TheHobbyist
SWCA Member
[ame="https://www.youtube.com/watch?v=xvaEJzoaYZk"]https://www.youtube.com/watch?v=xvaEJzoaYZk[/ame]
...I still remember that rumbling sound...
I always liked that song. It's kinda funny, but people these days sort of romanticize those mountain bootleggers and illegal whiskey makers. But that was some serious business years and years ago, and probably still is.
In 1970, two of my buddies and I were coon hunting in Ashe County, North Carolina. We were running two Black and Tans and two Redbones. Great dogs that could run all night long. Well, they treed and were baying and howling to beat the band and here me and my buddies came huffin' and puffin' up the hill and into a little clearing and we run up on this still. It was cooking, and everything was laid out just so...cartons of jars and lids, bags of sugar, just all the fixins. Even some little hand built wheeled carts to haul the stuff out on. I'd never seen a still before. I thought it looked like some kind of Rube Goldberg jury rigged water heater or something....just tacked together out of whatever had been available.
So we stopped to look for a minute or two, then Tommy says, "Uh-oh." And I'm goin', "What you mean, 'uh-oh?'"
He points over beside the still and there's a cigarette laying on the ground. Still burning.
It sorta turned into one of those Three Stooges Moments where everybody looks at the other fella, then starts runnin' and trippin' over each other trying to get away from something, you know?

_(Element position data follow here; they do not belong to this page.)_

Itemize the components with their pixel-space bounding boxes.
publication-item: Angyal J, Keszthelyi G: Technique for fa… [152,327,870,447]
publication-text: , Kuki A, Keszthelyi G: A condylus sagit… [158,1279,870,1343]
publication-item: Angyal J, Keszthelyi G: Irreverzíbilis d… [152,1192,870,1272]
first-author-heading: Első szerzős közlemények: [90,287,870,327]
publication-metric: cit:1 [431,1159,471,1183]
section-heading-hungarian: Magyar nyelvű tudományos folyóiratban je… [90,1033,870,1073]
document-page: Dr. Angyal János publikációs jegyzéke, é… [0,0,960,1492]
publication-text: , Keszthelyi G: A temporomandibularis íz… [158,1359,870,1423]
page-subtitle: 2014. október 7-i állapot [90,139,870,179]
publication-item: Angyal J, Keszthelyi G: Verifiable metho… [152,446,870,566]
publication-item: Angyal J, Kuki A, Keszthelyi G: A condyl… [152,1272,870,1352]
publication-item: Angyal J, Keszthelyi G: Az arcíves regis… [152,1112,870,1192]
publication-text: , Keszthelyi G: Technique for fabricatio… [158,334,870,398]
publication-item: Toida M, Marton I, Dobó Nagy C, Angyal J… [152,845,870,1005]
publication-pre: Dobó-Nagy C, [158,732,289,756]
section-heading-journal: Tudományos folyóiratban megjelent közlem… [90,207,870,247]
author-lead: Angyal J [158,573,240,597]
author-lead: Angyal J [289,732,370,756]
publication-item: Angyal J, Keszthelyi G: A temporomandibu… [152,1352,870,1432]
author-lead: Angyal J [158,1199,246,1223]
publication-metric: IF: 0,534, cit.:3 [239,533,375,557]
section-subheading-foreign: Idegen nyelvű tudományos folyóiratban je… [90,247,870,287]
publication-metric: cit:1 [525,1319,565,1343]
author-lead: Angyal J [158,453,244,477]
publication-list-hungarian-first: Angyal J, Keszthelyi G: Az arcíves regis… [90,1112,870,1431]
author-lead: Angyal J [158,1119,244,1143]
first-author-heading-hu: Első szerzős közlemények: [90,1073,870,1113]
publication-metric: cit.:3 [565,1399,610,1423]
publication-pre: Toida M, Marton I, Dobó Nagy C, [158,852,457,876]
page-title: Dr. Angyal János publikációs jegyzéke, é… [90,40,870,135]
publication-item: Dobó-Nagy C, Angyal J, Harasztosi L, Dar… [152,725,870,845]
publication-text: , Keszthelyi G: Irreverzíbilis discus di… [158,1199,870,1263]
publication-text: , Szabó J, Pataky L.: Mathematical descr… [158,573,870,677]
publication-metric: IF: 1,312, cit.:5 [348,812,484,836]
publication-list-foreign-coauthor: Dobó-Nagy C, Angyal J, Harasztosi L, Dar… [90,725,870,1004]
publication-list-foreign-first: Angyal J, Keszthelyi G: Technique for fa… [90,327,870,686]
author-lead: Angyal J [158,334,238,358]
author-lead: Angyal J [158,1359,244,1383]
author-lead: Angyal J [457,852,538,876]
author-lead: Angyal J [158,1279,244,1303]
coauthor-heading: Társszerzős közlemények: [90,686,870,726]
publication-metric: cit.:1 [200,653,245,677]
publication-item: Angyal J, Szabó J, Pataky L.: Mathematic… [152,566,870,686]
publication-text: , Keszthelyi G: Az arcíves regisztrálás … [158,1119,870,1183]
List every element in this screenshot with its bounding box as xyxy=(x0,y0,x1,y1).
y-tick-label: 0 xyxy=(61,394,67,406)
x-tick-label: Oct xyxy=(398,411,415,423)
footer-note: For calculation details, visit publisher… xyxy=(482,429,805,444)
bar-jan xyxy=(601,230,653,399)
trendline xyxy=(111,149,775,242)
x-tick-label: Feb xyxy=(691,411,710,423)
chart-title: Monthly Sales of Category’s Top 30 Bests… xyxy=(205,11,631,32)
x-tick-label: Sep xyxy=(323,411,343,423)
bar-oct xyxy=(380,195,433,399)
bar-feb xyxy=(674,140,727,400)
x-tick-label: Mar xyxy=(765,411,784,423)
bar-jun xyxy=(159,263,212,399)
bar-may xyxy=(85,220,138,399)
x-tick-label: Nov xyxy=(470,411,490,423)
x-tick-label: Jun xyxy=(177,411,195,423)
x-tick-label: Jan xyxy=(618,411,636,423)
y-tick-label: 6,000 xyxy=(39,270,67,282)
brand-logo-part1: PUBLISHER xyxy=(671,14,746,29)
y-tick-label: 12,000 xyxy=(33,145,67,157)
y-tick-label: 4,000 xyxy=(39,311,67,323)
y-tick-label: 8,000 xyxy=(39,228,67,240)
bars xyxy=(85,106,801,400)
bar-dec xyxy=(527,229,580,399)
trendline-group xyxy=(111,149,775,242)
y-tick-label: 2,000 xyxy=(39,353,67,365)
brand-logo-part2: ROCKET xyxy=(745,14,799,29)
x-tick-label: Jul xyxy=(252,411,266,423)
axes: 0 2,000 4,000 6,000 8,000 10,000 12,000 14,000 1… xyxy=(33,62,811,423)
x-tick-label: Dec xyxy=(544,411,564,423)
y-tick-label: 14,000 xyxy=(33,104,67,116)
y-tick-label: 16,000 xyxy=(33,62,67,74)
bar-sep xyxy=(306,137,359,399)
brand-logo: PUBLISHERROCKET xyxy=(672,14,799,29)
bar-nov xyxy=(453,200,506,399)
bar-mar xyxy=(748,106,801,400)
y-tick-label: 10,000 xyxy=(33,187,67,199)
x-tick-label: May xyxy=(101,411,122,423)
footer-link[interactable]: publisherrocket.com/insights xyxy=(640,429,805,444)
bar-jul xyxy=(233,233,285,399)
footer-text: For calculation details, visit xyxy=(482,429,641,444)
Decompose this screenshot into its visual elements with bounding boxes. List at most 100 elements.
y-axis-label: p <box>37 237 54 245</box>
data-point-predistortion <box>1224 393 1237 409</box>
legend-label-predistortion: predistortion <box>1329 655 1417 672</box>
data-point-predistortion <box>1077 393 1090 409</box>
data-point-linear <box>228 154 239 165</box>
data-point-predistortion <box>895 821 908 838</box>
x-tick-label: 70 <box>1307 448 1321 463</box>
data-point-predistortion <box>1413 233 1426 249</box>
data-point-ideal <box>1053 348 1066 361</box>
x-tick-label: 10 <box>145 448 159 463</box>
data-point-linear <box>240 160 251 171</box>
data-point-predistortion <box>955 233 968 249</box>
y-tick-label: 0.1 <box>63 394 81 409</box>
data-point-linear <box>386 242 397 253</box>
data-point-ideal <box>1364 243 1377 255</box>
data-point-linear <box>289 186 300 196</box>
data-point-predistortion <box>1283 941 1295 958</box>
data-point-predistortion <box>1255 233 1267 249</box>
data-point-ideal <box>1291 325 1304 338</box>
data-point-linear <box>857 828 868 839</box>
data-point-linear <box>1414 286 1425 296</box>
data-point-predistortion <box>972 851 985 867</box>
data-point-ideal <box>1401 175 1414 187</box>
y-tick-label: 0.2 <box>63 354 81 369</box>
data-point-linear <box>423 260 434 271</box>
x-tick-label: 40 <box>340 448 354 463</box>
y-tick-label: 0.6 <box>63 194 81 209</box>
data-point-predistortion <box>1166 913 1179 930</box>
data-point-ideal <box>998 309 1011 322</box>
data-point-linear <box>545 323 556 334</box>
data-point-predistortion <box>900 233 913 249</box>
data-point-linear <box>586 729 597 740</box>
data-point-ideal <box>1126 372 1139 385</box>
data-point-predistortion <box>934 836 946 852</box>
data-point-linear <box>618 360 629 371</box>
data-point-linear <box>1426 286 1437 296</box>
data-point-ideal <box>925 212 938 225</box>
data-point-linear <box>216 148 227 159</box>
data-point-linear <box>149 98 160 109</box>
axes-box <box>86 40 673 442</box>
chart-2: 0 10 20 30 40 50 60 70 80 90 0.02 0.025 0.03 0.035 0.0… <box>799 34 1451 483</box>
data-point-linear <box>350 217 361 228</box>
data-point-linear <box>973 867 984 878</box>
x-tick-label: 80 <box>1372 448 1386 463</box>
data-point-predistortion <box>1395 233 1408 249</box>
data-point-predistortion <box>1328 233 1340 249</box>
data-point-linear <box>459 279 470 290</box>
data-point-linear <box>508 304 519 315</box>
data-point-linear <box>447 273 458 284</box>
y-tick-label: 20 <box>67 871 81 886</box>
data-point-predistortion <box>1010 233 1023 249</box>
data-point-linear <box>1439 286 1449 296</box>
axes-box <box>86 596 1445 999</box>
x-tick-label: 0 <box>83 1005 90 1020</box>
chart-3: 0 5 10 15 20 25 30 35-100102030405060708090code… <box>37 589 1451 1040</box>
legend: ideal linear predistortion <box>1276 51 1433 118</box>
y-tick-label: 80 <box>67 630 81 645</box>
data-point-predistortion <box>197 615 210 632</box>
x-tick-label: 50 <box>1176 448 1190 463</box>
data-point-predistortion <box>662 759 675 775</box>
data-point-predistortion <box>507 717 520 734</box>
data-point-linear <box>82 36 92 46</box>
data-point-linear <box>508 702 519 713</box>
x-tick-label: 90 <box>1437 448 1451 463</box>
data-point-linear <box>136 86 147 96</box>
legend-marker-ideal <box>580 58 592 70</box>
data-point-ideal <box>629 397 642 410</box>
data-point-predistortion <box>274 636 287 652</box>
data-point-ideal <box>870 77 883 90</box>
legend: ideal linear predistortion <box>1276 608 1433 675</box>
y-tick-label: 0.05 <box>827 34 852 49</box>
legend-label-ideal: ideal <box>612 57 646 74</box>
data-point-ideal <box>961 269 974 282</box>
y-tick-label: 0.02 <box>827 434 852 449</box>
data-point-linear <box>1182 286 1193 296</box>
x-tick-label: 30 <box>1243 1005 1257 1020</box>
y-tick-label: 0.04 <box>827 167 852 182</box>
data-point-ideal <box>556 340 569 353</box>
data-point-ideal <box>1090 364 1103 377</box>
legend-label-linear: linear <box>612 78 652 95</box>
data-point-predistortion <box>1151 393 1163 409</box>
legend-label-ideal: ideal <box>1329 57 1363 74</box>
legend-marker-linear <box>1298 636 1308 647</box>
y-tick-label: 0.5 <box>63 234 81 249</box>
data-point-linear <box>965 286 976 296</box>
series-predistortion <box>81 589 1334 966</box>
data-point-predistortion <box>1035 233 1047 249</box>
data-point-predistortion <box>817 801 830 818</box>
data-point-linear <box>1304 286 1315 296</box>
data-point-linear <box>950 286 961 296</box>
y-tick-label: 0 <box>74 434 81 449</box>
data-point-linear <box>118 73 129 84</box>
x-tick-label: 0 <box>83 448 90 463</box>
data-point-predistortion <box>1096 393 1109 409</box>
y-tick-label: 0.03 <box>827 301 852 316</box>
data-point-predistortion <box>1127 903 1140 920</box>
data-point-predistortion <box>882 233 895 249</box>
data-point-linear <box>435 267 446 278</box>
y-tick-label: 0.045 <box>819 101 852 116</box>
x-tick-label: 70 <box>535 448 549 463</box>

We got out of there about as fast as it takes you to read this paragraph.
Rounded up the dogs, didn't even mess with the coon needless to say. Just got our dogs and left.
I look back on that now and laugh...Tommy's passed on and Chip moved to somewhere in Mississippi...but that was forty-six years ago and things were somewhat different up in the mountains then than they are now.
But truth be known, I believe if you get far enough up in the North Carolina mountains now...say on up past Marshall and Weaverville and that area, out deep into some of the hollers (yeah, they're still called hollers), things haven't changed all that much from forty or fifty years ago, or even earlier.
Copperhead Road, indeed.
The song is about the transition in the hills around here from moonshine to grass. The next production shift has been a lot less colorful. Sadly, this generation makes meth.
Oh yes, the picture is of Popcorn Sutton, a famous moonshiner who reportedly killed himself rather than being taken by the Feds. Locals believe pretty strongly that his grave is empty. I kinda hope so.
Ed
I lived on Copperhead Road (just north of Fayetteville, GA). I found out why they called it that the first time it cooled down dramatically after a hot day. (all the copperheads slithered up onto the nice warm asphalt to stay warm, it was a "crunchy" drive into town that night.
They renamed that road to Neely Rd while I was living there, I think because it was scaring prospective buyers away.